Permettere agli studenti di fare maggiore esperienza pagata e allo stesso tempo compensare in parte la carenza di lavoratori. Questo il piano del governo di Rishi Sunak in corso di analisi e riservato ai 680mila studenti extra UK attualmente presenti nel Regno Unito.
Ad oggi il regolamento prevede che gli iscritti alle università possano svolgere intership pagati all’interno delle aziende per un massimo di 20 ore settimanale, proprio per preservare il visto ottenuto per motivi di studio e non trasformarlo in un visto lavorativo. Downing Street sta invece pensando di ampliare il tetto a massimo 30 ore settimanali, di fatto offrendo maggiore opportunità di lavoro, e guadagno, agli stessi studenti, e cercando allo stesso tempo di venire incontro alle richieste di personale che ormai da mesi giungono da tutti i settori del paese.
Inoltre, sempre secondo Sunak e i suoi ministri, se questa proposta dovesse passare alla fase pratica, si potrebbe in qualche maniera anche sbloccare la fuga degli studenti europei. Dal post Brexit, ormai più di due anni fa, sono letteralmente dimezzati per via della scelta del governo di adeguare al rialzo la rette a carico degli studenti provenienti dagli Stati membri UE, equiparate ora a quella degli studenti stranieri extracomunitari. Si tratta di un livello assai più alto rispetto alle tariffe politiche, identiche a quelle dei cittadini britannici, accordate loro fino al 2019. Qui un nostro articolo in merito.
Anche se i dati dell’UCAS – Universities and Colleges Admission Service, rimarcano peraltro come nel complesso il numero generale degli studenti iscritti negli atenei britannici continui a crescere: di un ulteriore 2% su base annua. E come l’emorragia di arrivi dall’Ue sia in effetti compensata dall’incremento sia delle iscrizioni di giovani di altri Paesi esteri (Cina in primis, ma anche India o Usa, concentrate soprattutto nei corsi post graduate), sia di quelle interne dei britannici.
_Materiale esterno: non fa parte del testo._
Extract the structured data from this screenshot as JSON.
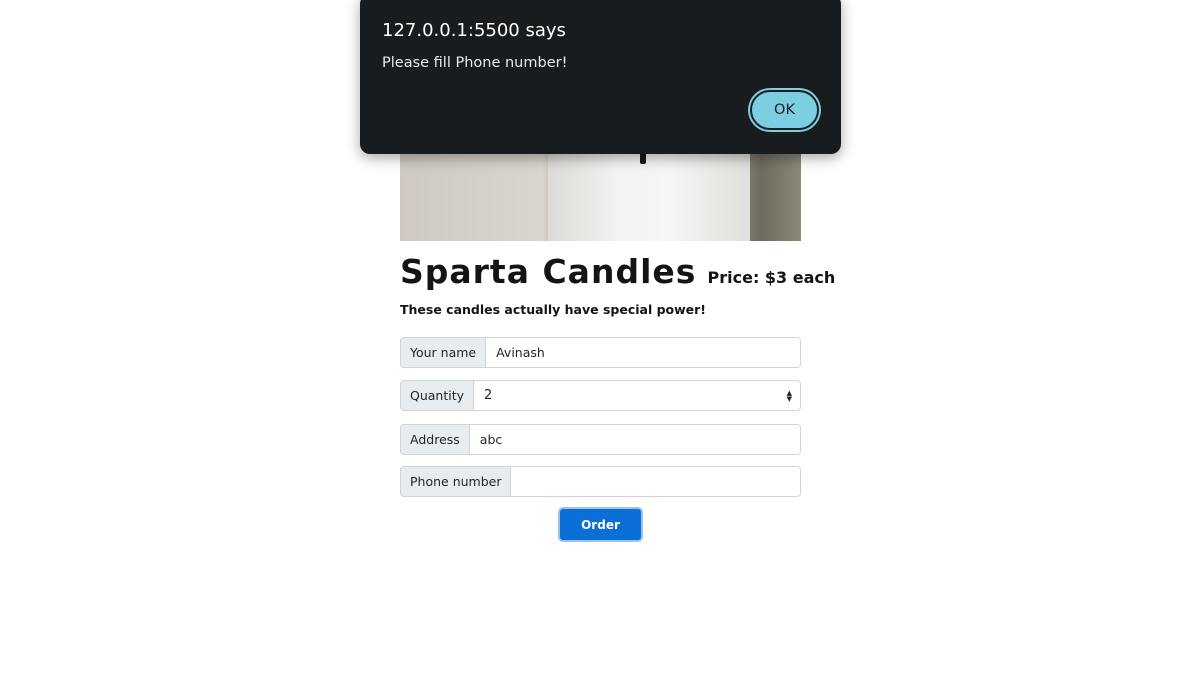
{
  "dialog": {
    "title": "127.0.0.1:5500 says",
    "message": "Please fill Phone number!",
    "ok_label": "OK"
  },
  "page": {
    "title": "Sparta Candles",
    "price": "Price: $3 each",
    "tagline": "These candles actually have special power!"
  },
  "form": {
    "name": {
      "label": "Your name",
      "value": "Avinash"
    },
    "quantity": {
      "label": "Quantity",
      "value": "2"
    },
    "address": {
      "label": "Address",
      "value": "abc"
    },
    "phone": {
      "label": "Phone number",
      "value": ""
    },
    "order_label": "Order"
  },
  "colors": {
    "dialog_bg": "#181c1e",
    "ok_button": "#7ccfe0",
    "order_button": "#0b6fd8"
  }
}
La proposta di aumentare il tetto ore settimanali da 20 a 30 ore a loro dedicate potrebbe dare una ulteriore spinta al mondo universitario britannico, ma le perplessità di certo non mancano. Trenta ore lavorative a settimana sono 6 ore al giorno, un bell’impegno se si pensa che lo studente deve comunque dedicare parte della sua giornata allo studio. E, poi, se l’idea è di compensare in parte la carenza di manodopera, quanti saranno gli studenti disposti a fare i camerieri nei ristoranti o a lavorare negli alberghi, essendo l’hospitality il settore più colpito, insieme a quello agricolo dove mancano i lavoratori stagionali per la raccolta di frutta e verdura, della sanità e del trasporto merci.
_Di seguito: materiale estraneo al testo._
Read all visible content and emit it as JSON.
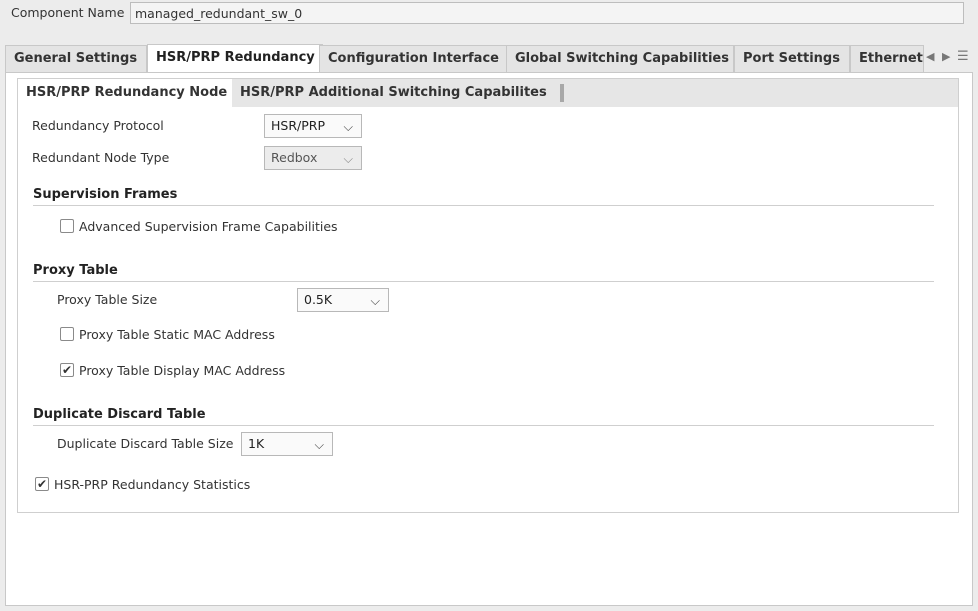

Come anticipato, per il momento si tratta di una idea che deve superare diverse fasi di organizzazione burocratica che interessa vari ministeri, dato che si andrebbero a scontrare tre grandi ambiti, quello del lavoro, dello studio e dell’immigrazione.
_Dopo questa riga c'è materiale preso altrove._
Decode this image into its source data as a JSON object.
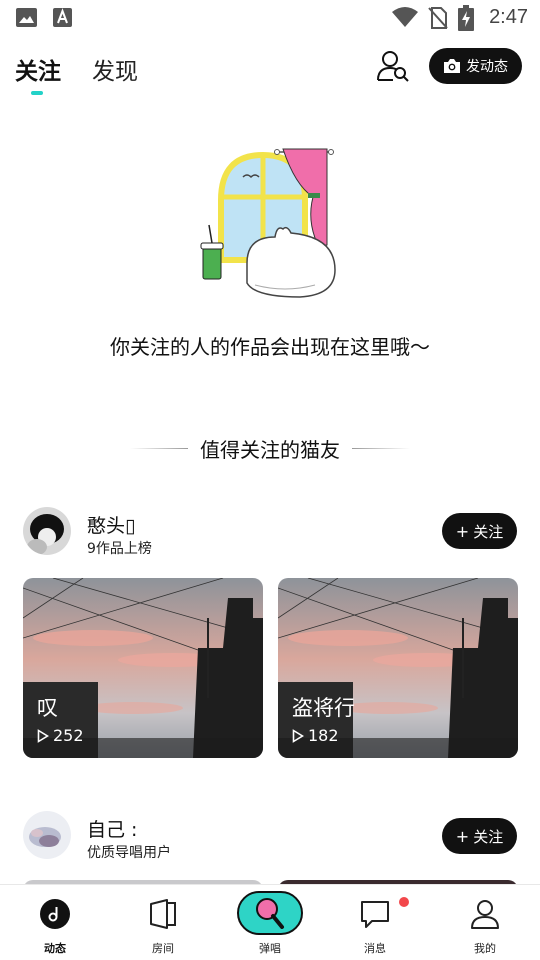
{
  "status_bar": {
    "time": "2:47",
    "icons": [
      "image-icon",
      "font-icon",
      "wifi-icon",
      "no-sim-icon",
      "battery-charging-icon"
    ]
  },
  "header": {
    "tabs": [
      {
        "label": "关注",
        "active": true
      },
      {
        "label": "发现",
        "active": false
      }
    ],
    "user_search_icon": "user-search-icon",
    "post_button_label": "发动态",
    "accent_color": "#23d2c8"
  },
  "empty_state": {
    "illustration_icon": "cat-by-window-illustration",
    "message": "你关注的人的作品会出现在这里哦～"
  },
  "recommend": {
    "title": "值得关注的猫友",
    "users": [
      {
        "name": "憨头▯",
        "subtitle": "9作品上榜",
        "follow_label": "关注",
        "works": [
          {
            "title": "叹",
            "plays": "252"
          },
          {
            "title": "盗将行",
            "plays": "182"
          }
        ]
      },
      {
        "name": "自己 :",
        "subtitle": "优质导唱用户",
        "follow_label": "关注"
      }
    ]
  },
  "bottom_nav": {
    "items": [
      {
        "label": "动态",
        "icon": "music-note-icon",
        "active": true
      },
      {
        "label": "房间",
        "icon": "room-icon",
        "active": false
      },
      {
        "label": "弹唱",
        "icon": "microphone-icon",
        "active": false
      },
      {
        "label": "消息",
        "icon": "message-icon",
        "active": false,
        "badge": true
      },
      {
        "label": "我的",
        "icon": "profile-icon",
        "active": false
      }
    ],
    "badge_color": "#f2474b"
  }
}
Molte università hanno comunque commentato positivamente il piano, considerato favorevole per gli studenti stranieri alle prese con la crisi del costo della vita e per i rettori che sperano di aumentare il numero di studenti stranieri. Altre, invece, si sono dette perplesse soprattutto perché non credono che le troppe ore di lavoro possano far bene alla crescita culturale dello studente, il quale potrebbe essere distratto da attività che non hanno nulla a che fare con il suo percorso.